Mother Nature as a way of putting the Devil to shame with her destructive energy. High winds did in our canopy cover, while the air quality index went beyond Biblical proportions, up to a very hazardous 867. It was 699 when I left the office, and I’m sure it was 666 and some point today. You might have guessed that his weekend I will be putting a new cover on the canopy.

Mammatus Monday

August is the month for mammatus clouds. I posted similar clouds on August 1, 2018. These mammatocumulus clouds rolled in well after sundown the other night. While I was out photographing the clouds, I ran into a skunk. The skunk was a sassy little guy. He ran up to within a foot of me and stamped his little paws. It was too dark for the wide-angle lens to focus on him. I took a few steps backward, and he ran up to me and stamped is front paws. This happened several more times. He never turned to spray, just kept running up to me like a challenge or maybe he wanted to play. When I shined my phone light on him to try and get a photo, he ran under the car.

Wild Summer Skies

Looking southeast from South Bend

When I was out at Beaver Point just before sunset last night, I could see the clouds were really wild looking to the southeast, and I would get much better photos from the south bend about a quarter-mile downriver.
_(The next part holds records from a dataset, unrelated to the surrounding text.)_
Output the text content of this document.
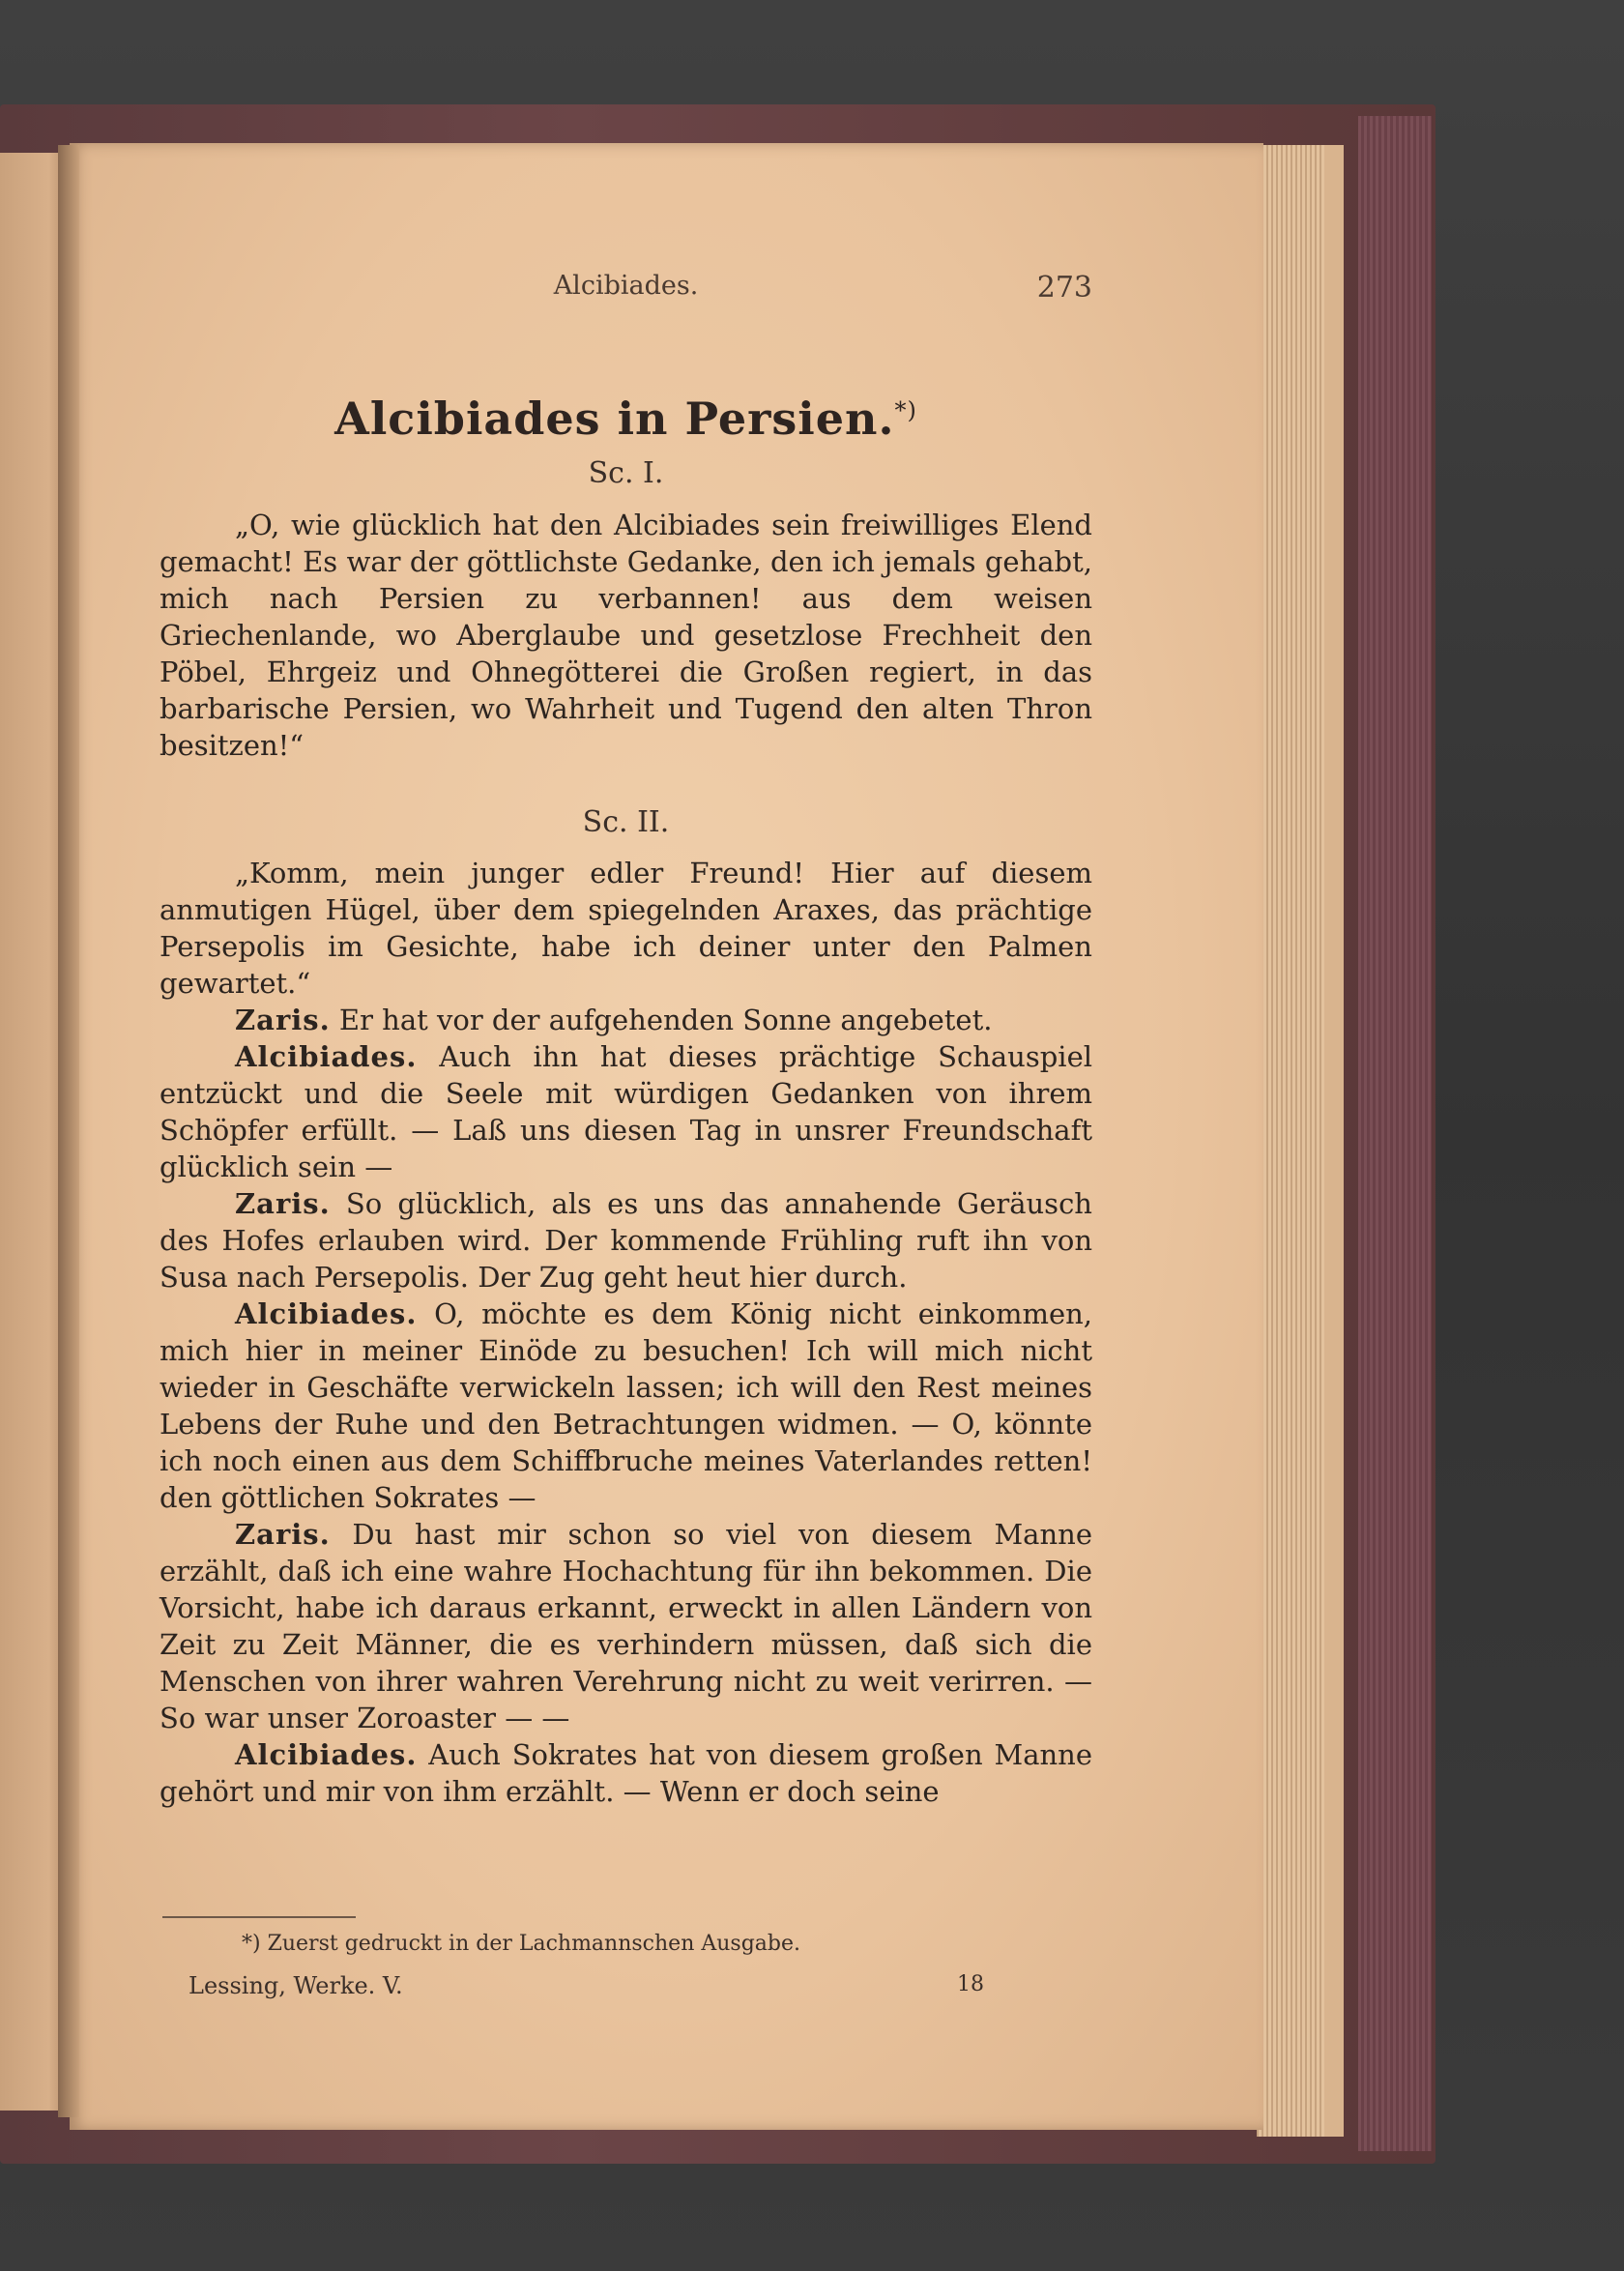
Alcibiades.	273
Alcibiades in Persien.*)
Sc. I.

„O, wie glücklich hat den Alcibiades sein freiwilliges Elend gemacht! Es war der göttlichste Gedanke, den ich jemals gehabt, mich nach Persien zu verbannen! aus dem weisen Griechenlande, wo Aberglaube und gesetzlose Frechheit den Pöbel, Ehrgeiz und Ohnegötterei die Großen regiert, in das barbarische Persien, wo Wahrheit und Tugend den alten Thron besitzen!“

Sc. II.

„Komm, mein junger edler Freund! Hier auf diesem anmutigen Hügel, über dem spiegelnden Araxes, das prächtige Persepolis im Gesichte, habe ich deiner unter den Palmen gewartet.“

Zaris. Er hat vor der aufgehenden Sonne angebetet.

Alcibiades. Auch ihn hat dieses prächtige Schauspiel entzückt und die Seele mit würdigen Gedanken von ihrem Schöpfer erfüllt. — Laß uns diesen Tag in unsrer Freundschaft glücklich sein —

Zaris. So glücklich, als es uns das annahende Geräusch des Hofes erlauben wird. Der kommende Frühling ruft ihn von Susa nach Persepolis. Der Zug geht heut hier durch.

Alcibiades. O, möchte es dem König nicht einkommen, mich hier in meiner Einöde zu besuchen! Ich will mich nicht wieder in Geschäfte verwickeln lassen; ich will den Rest meines Lebens der Ruhe und den Betrachtungen widmen. — O, könnte ich noch einen aus dem Schiffbruche meines Vaterlandes retten! den göttlichen Sokrates —

Zaris. Du hast mir schon so viel von diesem Manne erzählt, daß ich eine wahre Hochachtung für ihn bekommen. Die Vorsicht, habe ich daraus erkannt, erweckt in allen Ländern von Zeit zu Zeit Männer, die es verhindern müssen, daß sich die Menschen von ihrer wahren Verehrung nicht zu weit verirren. — So war unser Zoroaster — —

Alcibiades. Auch Sokrates hat von diesem großen Manne gehört und mir von ihm erzählt. — Wenn er doch seine

*) Zuerst gedruckt in der Lachmannschen Ausgabe.
Lessing, Werke. V.	18
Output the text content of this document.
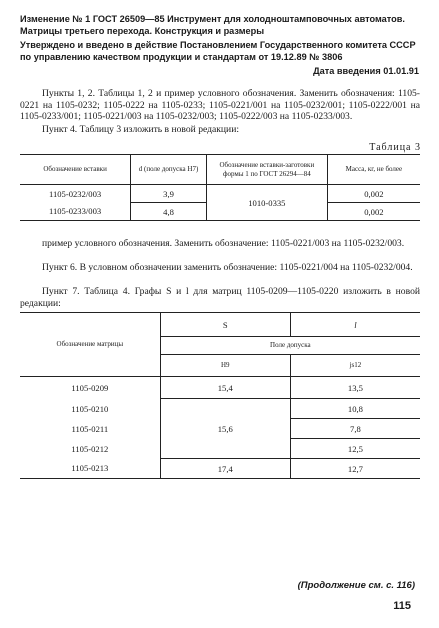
Изменение № 1 ГОСТ 26509—85 Инструмент для холодноштамповочных автоматов. Матрицы третьего перехода. Конструкция и размеры
Утверждено и введено в действие Постановлением Государственного комитета СССР по управлению качеством продукции и стандартам от 19.12.89 № 3806
Дата введения 01.01.91
Пункты 1, 2. Таблицы 1, 2 и пример условного обозначения. Заменить обозначения: 1105-0221 на 1105-0232; 1105-0222 на 1105-0233; 1105-0221/001 на 1105-0232/001; 1105-0222/001 на 1105-0233/001; 1105-0221/003 на 1105-0232/003; 1105-0222/003 на 1105-0233/003.
Пункт 4. Таблицу 3 изложить в новой редакции:
Таблица 3
Обозначение вставки	d (поле допуска Н7)	Обозначение вставки-заготовки формы 1 по ГОСТ 26294—84	Масса, кг, не более
1105-0232/003	3,9	1010-0335	0,002
1105-0233/003	4,8		0,002
пример условного обозначения. Заменить обозначение: 1105-0221/003 на 1105-0232/003.
Пункт 6. В условном обозначении заменить обозначение: 1105-0221/004 на 1105-0232/004.
Пункт 7. Таблица 4. Графы S и l для матриц 1105-0209—1105-0220 изложить в новой редакции:
Обозначение матрицы	S	l
	Поле допуска	
	Н9	js12
1105-0209	15,4	13,5
1105-0210	15,6	10,8
1105-0211		7,8
1105-0212		12,5
1105-0213	17,4	12,7
(Продолжение см. с. 116)
115
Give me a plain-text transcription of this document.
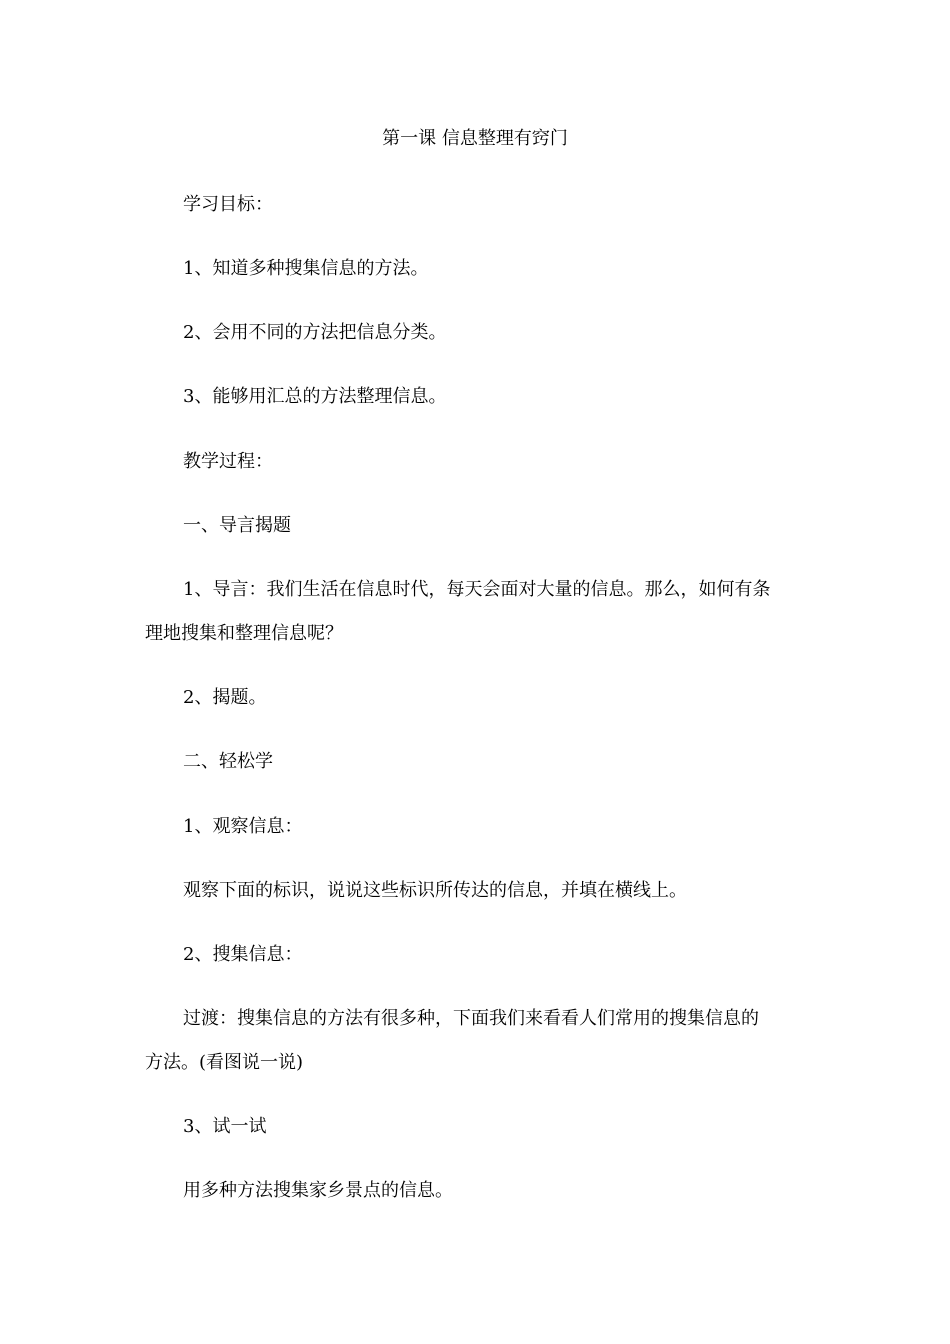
第一课 信息整理有窍门
学习目标：
1、知道多种搜集信息的方法。
2、会用不同的方法把信息分类。
3、能够用汇总的方法整理信息。
教学过程：
一、导言揭题
1、导言：我们生活在信息时代，每天会面对大量的信息。那么，如何有条
理地搜集和整理信息呢？
2、揭题。
二、轻松学
1、观察信息：
观察下面的标识，说说这些标识所传达的信息，并填在横线上。
2、搜集信息：
过渡：搜集信息的方法有很多种，下面我们来看看人们常用的搜集信息的
方法。(看图说一说)
3、试一试
用多种方法搜集家乡景点的信息。
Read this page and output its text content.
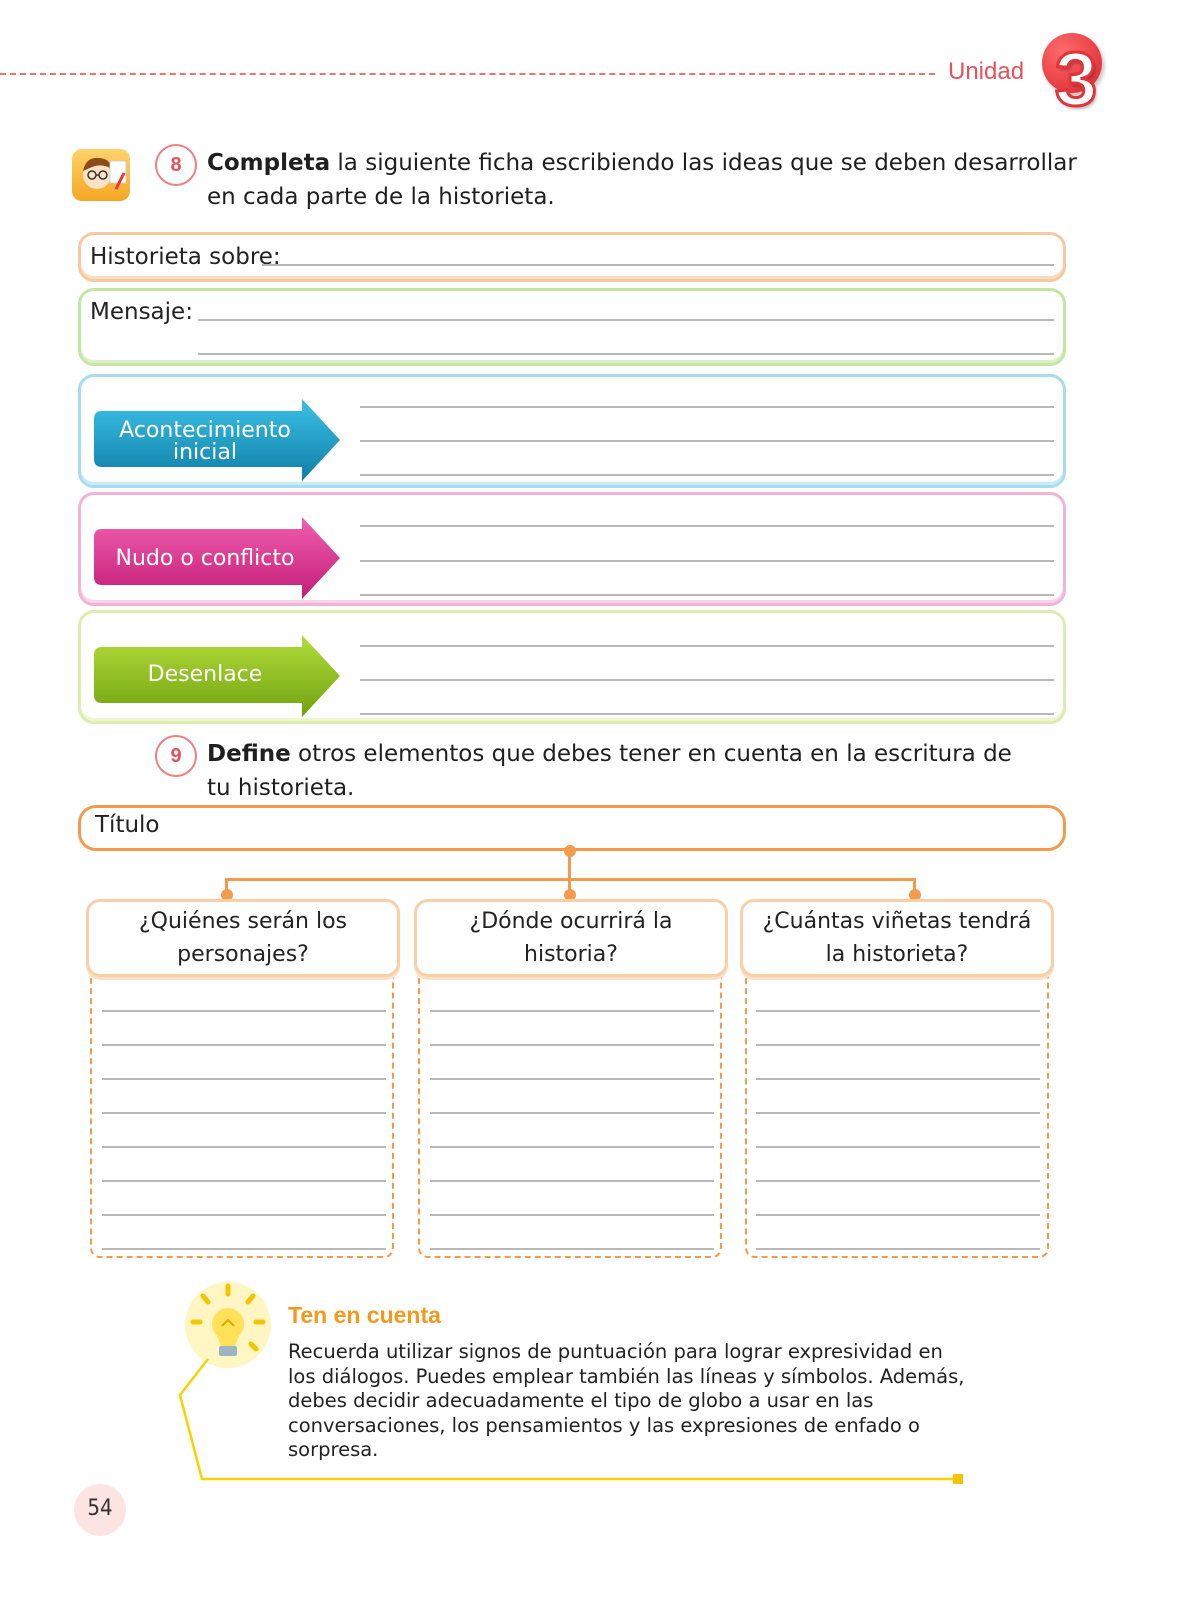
Unidad 3
8	Completa la siguiente ficha escribiendo las ideas que se deben desarrollar en cada parte de la historieta.
Historieta sobre:
Mensaje:
Acontecimiento
inicial
Nudo o conflicto
Desenlace
9	Define otros elementos que debes tener en cuenta en la escritura de tu historieta.
Título
¿Quiénes serán los
personajes?
¿Dónde ocurrirá la
historia?
¿Cuántas viñetas tendrá
la historieta?
Ten en cuenta
Recuerda utilizar signos de puntuación para lograr expresividad en los diálogos. Puedes emplear también las líneas y símbolos. Además, debes decidir adecuadamente el tipo de globo a usar en las conversaciones, los pensamientos y las expresiones de enfado o sorpresa.
54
I hightailed it south and along the way heard the owlets peeping in the cottonwoods between 4th of July Point and South Bend, but I could not see them. I got down to South Bend in time for some spectacularly wild clouds with the half-moon hanging behind them. On my way backed I looked for the owlets, but could not find them in the trees. There was still a lot of color in the clouds when I got to the Tangle Heart Tree, but the color had pretty much subsided to the east when I got to Shehanne’s tree on my way back home.

Looking east over the Rio Grande a the Sandias from South Bend.

A half-moon peaking through the Tangle-Heart Tree.

The last of the color looking north from the Tangle Heart Tree. Can you see a face in the clouds?

Shehanne’s Tree in front of a fading eastern sky.